Since I was born, the U.S. has been involved in War Without End. Enemies sometimes change. The killing doesn’t.

Everyone should read Trumbo’s book — which, thank God, is always in print. They should find it, read it, and pass it on.

Johnny Got His Gun closes with what is one of the most powerful anti-war manifestos ever written:

“If you make a war if there are guns to be aimed if there are bullets to be fired if there are men to be killed they will not be us. They will not be us the guys who grow wheat and turn it into food the guys who make clothes and paper and houses and tiles the guys who build dams and power plants and string the long moaning high tension wires the guys who crack crude oil down into a dozen different parts who make light globes and sewing machines and shovels and automobiles and airplanes and tanks and guns oh no it will not be us who die. It will be you.

“It will be you — you who urge us on to battle you who incite us against ourselves you who would have one cobbler kill another cobbler you who would have one man who works kill another man who works you who would have one human being who wants only to live kill another human being who wants only to live. Remember this. Remember this well you people who plan for war. Remember this you patriots you fierce ones you spawners of hate you inventors of slogans. Remember this as you have never remembered anything else in your lives.
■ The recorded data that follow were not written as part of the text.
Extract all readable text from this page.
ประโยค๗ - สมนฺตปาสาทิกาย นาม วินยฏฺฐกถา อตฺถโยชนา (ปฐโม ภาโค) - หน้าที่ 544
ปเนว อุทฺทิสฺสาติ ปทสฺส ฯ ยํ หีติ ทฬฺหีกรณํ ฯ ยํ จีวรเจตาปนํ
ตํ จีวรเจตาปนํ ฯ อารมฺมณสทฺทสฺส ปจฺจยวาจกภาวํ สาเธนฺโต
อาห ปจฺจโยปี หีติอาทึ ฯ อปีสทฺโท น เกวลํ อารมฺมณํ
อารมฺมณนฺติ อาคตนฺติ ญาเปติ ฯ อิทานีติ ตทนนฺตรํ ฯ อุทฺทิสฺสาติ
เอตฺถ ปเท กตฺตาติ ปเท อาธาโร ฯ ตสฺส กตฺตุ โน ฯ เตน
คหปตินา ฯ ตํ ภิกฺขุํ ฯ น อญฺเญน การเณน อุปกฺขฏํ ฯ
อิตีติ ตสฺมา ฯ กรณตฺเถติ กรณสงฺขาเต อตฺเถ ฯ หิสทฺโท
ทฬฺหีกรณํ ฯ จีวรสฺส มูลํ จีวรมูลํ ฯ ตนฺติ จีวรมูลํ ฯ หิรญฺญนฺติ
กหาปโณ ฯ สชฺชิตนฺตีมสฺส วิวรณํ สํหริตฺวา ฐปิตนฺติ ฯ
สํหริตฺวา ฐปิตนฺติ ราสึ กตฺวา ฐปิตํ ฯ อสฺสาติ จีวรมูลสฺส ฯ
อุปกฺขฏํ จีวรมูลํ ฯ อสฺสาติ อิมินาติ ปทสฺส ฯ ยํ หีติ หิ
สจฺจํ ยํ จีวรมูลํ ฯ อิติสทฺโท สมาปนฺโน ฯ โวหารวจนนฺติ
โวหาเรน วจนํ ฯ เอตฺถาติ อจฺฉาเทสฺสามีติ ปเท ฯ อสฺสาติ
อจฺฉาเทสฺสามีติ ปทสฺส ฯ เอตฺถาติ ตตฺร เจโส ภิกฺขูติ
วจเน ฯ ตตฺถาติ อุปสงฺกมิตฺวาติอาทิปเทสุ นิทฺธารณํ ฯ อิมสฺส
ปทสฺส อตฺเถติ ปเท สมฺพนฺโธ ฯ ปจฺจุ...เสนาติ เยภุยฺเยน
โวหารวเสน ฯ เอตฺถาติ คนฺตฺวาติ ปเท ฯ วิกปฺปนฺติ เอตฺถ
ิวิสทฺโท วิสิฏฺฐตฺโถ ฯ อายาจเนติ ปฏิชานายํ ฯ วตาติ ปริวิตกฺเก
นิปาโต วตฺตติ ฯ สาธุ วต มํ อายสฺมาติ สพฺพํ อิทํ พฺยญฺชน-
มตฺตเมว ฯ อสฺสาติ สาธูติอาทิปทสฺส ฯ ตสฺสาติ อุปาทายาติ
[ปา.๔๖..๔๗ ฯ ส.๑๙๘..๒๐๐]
“We are men of peace we are men who work and we want no quarrel. But if you destroy our peace if you take away our work if you try to range us one against the other we will know what to do. If you tell us to make the world safe for democracy we will take you seriously and by god and by Christ we will make it so. We will use the guns you force upon us we will use them to defend our very lives and the menace to our lives does not lie on the other side of a nomansland that was set apart without our consent it lies within our own boundaries here and now we have seen it and we know it.

“Put the guns into our hands and we will use them. Give us the slogans and we will turn them into realities. Sing the battle hymns and we will take them up where you left off. Not one not ten not ten thousand not a million not ten millions not a hundred millions but a billion two billions of us all the people of the world we will have the slogans and we will have the hymns and we will have the guns and we will use them and we will live. We will be alive and we will walk and talk and eat and sing and laugh and feel and love and bear our children in tranquillity in security in decency in peace. You plan the wars you masters of men plan the wars and point the way and we will point the gun.”